If you have ever used the Water Wave emoji, you have used an emoji that is based on a famous work of art. The Great Wave off Kanagawa (also known as “Under the Wave off Kanagawa”) by Japanese artist Katsushika Hokusai, is one of the most recognizable works of Japanese art in the world.
The painting, located at the Metropolitan Museum of Art, is a woodblock print and depicts a large wave with fishermen boats in the center and Mount Fuji in the background.
Recently, fifth graders in Erin Wilson’s and Kathleen Godleski’s classes created collages inspired by that painting in Paul Villanueva’s art class.
Using two sheets of white paper as two panels, students drew waves with a pencil and added objects, such as a surfer or a sailboat, to the middle of the drawing. They also drew objects in the background.

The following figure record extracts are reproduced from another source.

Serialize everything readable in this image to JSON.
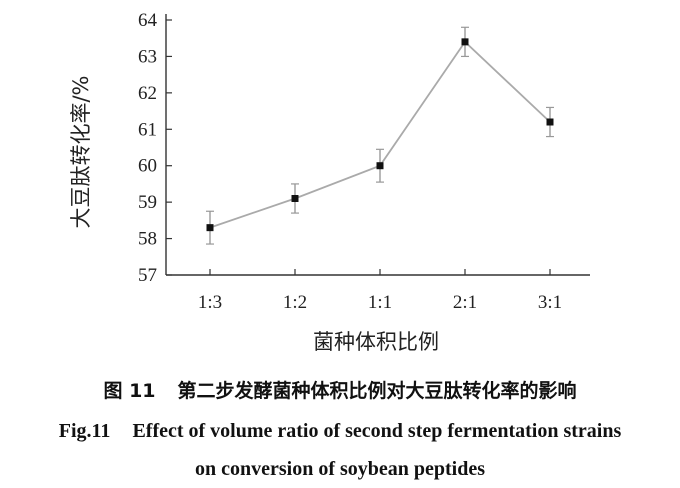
{
  "chart_data": {
    "type": "line",
    "categories": [
      "1:3",
      "1:2",
      "1:1",
      "2:1",
      "3:1"
    ],
    "values": [
      58.3,
      59.1,
      60.0,
      63.4,
      61.2
    ],
    "errors": [
      0.45,
      0.4,
      0.45,
      0.4,
      0.4
    ],
    "xlabel": "菌种体积比例",
    "ylabel": "大豆肽转化率/%",
    "ylim": [
      57,
      64
    ],
    "yticks": [
      57,
      58,
      59,
      60,
      61,
      62,
      63,
      64
    ],
    "grid": false,
    "legend": "none",
    "line_color": "#aaaaaa",
    "marker_color": "#111111"
  },
  "caption": {
    "cn_number": "图 11",
    "cn_text": "第二步发酵菌种体积比例对大豆肽转化率的影响",
    "en_number": "Fig.11",
    "en_text_line1": "Effect of volume ratio of second step fermentation strains",
    "en_text_line2": "on conversion of soybean peptides"
  }
}
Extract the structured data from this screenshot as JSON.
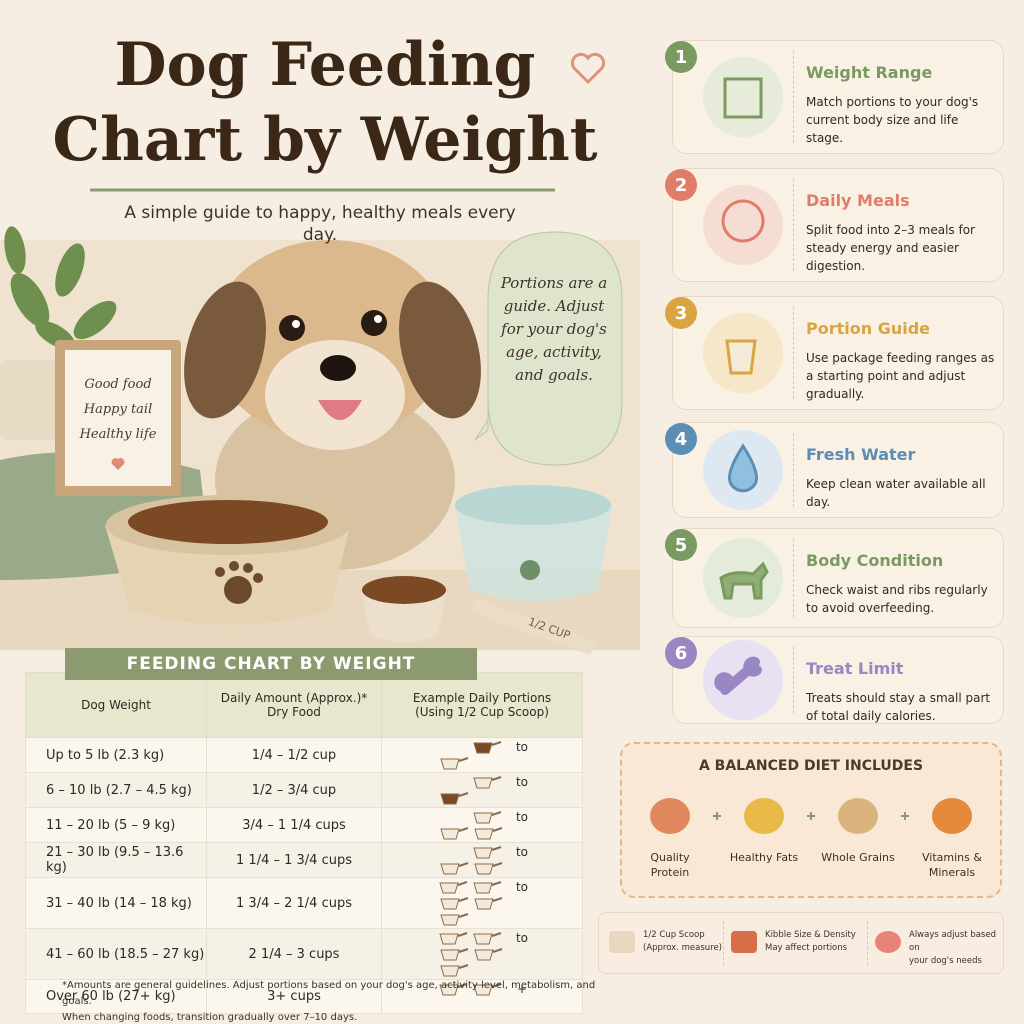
{
  "header": {
    "title": [
      "Dog Feeding",
      "Chart by Weight"
    ],
    "subtitle": "A simple guide to happy, healthy meals every day."
  },
  "frame_note": [
    "Good food",
    "Happy tail",
    "Healthy life"
  ],
  "speech_bubble": "Portions are a guide. Adjust for your dog's age, activity, and goals.",
  "scoop_label": "1/2 CUP",
  "table": {
    "title": "FEEDING CHART BY WEIGHT",
    "columns": [
      [
        "Dog Weight"
      ],
      [
        "Daily Amount (Approx.)*",
        "Dry Food"
      ],
      [
        "Example Daily Portions",
        "(Using 1/2 Cup Scoop)"
      ]
    ],
    "rows": [
      {
        "weight": "Up to 5 lb (2.3 kg)",
        "amount": "1/4 – 1/2 cup",
        "connector": "to"
      },
      {
        "weight": "6 – 10 lb (2.7 – 4.5 kg)",
        "amount": "1/2 – 3/4 cup",
        "connector": "to"
      },
      {
        "weight": "11 – 20 lb (5 – 9 kg)",
        "amount": "3/4 – 1 1/4 cups",
        "connector": "to"
      },
      {
        "weight": "21 – 30 lb (9.5 – 13.6 kg)",
        "amount": "1 1/4 – 1 3/4 cups",
        "connector": "to"
      },
      {
        "weight": "31 – 40 lb (14 – 18 kg)",
        "amount": "1 3/4 – 2 1/4 cups",
        "connector": "to"
      },
      {
        "weight": "41 – 60 lb (18.5 – 27 kg)",
        "amount": "2 1/4 – 3 cups",
        "connector": "to"
      },
      {
        "weight": "Over 60 lb (27+ kg)",
        "amount": "3+ cups",
        "connector": "+"
      }
    ]
  },
  "footnote": [
    "*Amounts are general guidelines. Adjust portions based on your dog's age, activity level, metabolism, and goals.",
    "When changing foods, transition gradually over 7–10 days."
  ],
  "steps": [
    {
      "number": 1,
      "title": "Weight Range",
      "text": "Match portions to your dog's current body size and life stage."
    },
    {
      "number": 2,
      "title": "Daily Meals",
      "text": "Split food into 2–3 meals for steady energy and easier digestion."
    },
    {
      "number": 3,
      "title": "Portion Guide",
      "text": "Use package feeding ranges as a starting point and adjust gradually."
    },
    {
      "number": 4,
      "title": "Fresh Water",
      "text": "Keep clean water available all day."
    },
    {
      "number": 5,
      "title": "Body Condition",
      "text": "Check waist and ribs regularly to avoid overfeeding."
    },
    {
      "number": 6,
      "title": "Treat Limit",
      "text": "Treats should stay a small part of total daily calories."
    }
  ],
  "diet": {
    "title": "A BALANCED DIET INCLUDES",
    "items": [
      "Quality Protein",
      "Healthy Fats",
      "Whole Grains",
      "Vitamins & Minerals"
    ]
  },
  "tips": [
    {
      "title": "1/2 Cup Scoop",
      "text": "(Approx. measure)"
    },
    {
      "title": "Kibble Size & Density",
      "text": "May affect portions"
    },
    {
      "title": "Always adjust based on",
      "text": "your dog's needs"
    }
  ]
}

“This project is about perspective,” Mr. Villanueva told the students. “Some objects will appear larger in the front, and in the back they will appear smaller. You are playing with the distance of different objects.”
Students meticulously drew waves of various sizes and shapes.
“You can draw several layers of waves in different shapes and then color them in different shades of blue, so when you cut them, you will have different layers of waves and it will create depth,” Mr. Villanueva said to the students.
“I’m going to draw a dolphin in the waves,” one student said.
“I’m going to draw and elephant boat,” said another student, giggling. “I have never seen one but I’m going to try.”
After using a pencil, students traced their drawing with a black marker and painted the picture with watercolors. Next, they cut the objects and rearranged them on a larger sheet of paper and glued them.
“When you cut the objects, you can shift them left and right, forward and back, and it can create additional depth to the painting,” Mr. Villanueva told the students.